В три часа дня она была у Кэтрин Грей.

— Дорогая, я так за вас рада, — с чувством проговорила она, крепко пожимая Кэтрин руку. — И все в деревне обрадуются, когда узнают.

— Спасибо вам. Я так тронута, что вы пришли, — сказала Кэтрин. — Впрочем, я ждала, что вы придете, мне хотелось расспросить вас о Джонни.

— О Джонни? Видите ли…

Джонни был младшим сыном миссис Харрисон, и она мигом пустилась в длиннейшее повествование, главную роль в котором играли гланды маленького Джонни, а также его аденоиды. Кэтрин терпеливо слушала. Привычка — вторая натура. Чего она только не выслушала за последние десять лет! «Милочка, кстати, рассказывала ли я вам про морской праздник в Портсмуте?[30]Когда лорд Чарлз на балу пришел в восторг от моего наряда?» И, запасшись терпением, Кэтрин в который раз ласково отвечала: «Быть может, и рассказывали, миссис Харфилд, но я что-то не припоминаю. Не расскажете ли снова?» И старая леди в сотый раз принималась за длинный рассказ, то и дело поправляясь, запинаясь, начиная сначала, вспоминая мельчайшие подробности, а Кэтрин механически слушала, вставляя необходимые реплики.

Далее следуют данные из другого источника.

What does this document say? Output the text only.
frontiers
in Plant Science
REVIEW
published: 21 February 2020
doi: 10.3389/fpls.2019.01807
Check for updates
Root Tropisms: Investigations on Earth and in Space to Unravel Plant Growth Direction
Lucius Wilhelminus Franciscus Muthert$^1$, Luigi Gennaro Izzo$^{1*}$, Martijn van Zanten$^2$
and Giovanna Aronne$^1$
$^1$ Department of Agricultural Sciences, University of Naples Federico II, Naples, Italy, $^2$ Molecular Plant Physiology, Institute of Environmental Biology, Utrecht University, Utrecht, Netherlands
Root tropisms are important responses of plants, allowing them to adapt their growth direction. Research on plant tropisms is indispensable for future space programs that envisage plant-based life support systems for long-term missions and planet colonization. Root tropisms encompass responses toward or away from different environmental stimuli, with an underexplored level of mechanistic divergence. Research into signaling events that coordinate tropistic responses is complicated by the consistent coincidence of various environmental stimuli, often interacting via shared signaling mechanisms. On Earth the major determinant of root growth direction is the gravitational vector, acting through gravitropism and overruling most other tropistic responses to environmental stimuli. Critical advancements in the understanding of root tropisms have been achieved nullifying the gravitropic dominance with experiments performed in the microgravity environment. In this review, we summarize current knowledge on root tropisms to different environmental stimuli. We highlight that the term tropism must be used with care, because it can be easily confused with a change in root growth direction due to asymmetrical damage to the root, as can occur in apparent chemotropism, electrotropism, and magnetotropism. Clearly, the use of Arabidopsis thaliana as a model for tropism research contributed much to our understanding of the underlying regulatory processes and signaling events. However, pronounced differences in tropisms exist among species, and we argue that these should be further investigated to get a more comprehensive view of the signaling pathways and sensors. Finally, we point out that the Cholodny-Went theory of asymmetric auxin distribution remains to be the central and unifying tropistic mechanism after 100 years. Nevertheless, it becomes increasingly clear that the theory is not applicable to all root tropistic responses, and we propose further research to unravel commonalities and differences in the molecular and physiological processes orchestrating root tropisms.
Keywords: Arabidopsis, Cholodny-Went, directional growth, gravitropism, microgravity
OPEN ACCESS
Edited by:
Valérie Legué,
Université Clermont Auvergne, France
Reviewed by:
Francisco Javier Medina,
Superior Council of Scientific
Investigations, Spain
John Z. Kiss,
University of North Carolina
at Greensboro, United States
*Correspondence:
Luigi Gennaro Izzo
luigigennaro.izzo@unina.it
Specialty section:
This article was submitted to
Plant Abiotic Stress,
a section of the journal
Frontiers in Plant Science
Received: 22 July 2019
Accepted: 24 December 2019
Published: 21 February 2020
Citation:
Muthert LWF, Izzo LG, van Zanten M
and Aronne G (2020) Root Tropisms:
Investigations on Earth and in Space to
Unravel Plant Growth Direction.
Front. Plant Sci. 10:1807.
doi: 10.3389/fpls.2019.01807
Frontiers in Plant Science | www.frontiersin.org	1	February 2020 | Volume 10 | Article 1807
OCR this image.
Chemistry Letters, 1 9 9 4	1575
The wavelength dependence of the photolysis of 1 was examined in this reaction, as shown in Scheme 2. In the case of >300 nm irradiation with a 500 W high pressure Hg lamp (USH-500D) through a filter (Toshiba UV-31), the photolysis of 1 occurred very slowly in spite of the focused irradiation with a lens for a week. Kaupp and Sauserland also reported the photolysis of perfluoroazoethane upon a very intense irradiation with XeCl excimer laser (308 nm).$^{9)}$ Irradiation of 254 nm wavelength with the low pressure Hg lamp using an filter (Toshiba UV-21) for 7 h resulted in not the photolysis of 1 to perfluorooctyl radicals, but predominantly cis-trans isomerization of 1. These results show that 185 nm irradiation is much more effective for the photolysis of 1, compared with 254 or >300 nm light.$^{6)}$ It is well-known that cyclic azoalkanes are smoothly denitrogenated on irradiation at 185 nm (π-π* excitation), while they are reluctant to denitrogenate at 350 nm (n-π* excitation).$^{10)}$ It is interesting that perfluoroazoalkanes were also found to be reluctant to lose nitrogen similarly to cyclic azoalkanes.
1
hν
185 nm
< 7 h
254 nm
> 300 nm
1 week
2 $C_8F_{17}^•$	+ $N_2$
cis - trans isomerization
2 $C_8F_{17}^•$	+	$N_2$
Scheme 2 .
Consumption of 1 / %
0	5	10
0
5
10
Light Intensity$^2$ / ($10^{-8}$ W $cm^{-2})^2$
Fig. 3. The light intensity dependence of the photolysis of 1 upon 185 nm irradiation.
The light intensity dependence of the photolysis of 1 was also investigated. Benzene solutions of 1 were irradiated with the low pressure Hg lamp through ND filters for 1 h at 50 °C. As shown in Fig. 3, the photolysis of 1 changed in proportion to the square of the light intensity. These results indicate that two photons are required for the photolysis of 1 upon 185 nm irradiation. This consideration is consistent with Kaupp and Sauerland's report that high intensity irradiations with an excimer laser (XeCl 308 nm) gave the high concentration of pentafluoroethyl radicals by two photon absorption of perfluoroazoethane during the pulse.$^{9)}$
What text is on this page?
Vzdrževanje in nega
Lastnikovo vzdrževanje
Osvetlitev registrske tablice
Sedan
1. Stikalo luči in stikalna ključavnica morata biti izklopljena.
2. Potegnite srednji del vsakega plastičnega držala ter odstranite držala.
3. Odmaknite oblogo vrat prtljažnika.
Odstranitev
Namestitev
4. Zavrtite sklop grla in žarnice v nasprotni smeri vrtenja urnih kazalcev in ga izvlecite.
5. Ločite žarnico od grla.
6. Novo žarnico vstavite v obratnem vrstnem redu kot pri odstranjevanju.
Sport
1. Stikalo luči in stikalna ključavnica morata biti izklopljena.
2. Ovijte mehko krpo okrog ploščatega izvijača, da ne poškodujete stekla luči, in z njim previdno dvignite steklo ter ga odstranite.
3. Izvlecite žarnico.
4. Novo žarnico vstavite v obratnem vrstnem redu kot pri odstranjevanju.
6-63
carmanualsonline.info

Теперь с тем же странным и в то же время привычным ощущением раздвоенности Кэтрин слушала и миссис Харрисон.

Через полчаса, на самом интересном месте, гостья вдруг спохватилась:

— Господи, я все о себе, а ведь собиралась поговорить о вас, о ваших планах.

— Пока что у меня нет никаких планов.

— В любом случае, моя дорогая, здесь вам не место.

В голосе докторши звучал такой неподдельный ужас, что Кэтрин не смогла сдержать улыбки.

— Да, Здесь я не останусь. Мне бы хотелось попутешествовать, повидать мир, я ведь мало что видела в своей жизни.

— Прекрасно вас понимаю. Подумать только: убить лучшие годы в этой дыре!

— Не скажите. Я чувствовала себя здесь свободной.

Она поймала недоверчивый взгляд своей собеседницы и смутилась:

— Это, наверно, звучит глупо… Разумеется, в буквальном смысле слова, особой свободы у меня не было…

— Еще бы, — вздохнула миссис Харрисон, вспомнив, как редко Кэтрин пользовалась такой полезной вещью, как выходной день.

— Но, знаете, физическая несвобода создает простор для размышлений. Думать ведь не возбраняется. Здесь у меня всегда было удивительное чувство духовной свободы.

Миссис Харрисон покачала головой:

— Этого я не понимаю.

— Поняли бы — если б оказались на моем месте! И все же мне хочется перемен. Я хочу… хочу, чтобы что-нибудь происходило. О нет, не со мной, я не это имею в виду. Хочется оказаться в гуще событий, волнующих событий, пусть даже наблюдать за ними со стороны. А в Сент-Мэри-Мид, сами знаете, никогда ничего не случается.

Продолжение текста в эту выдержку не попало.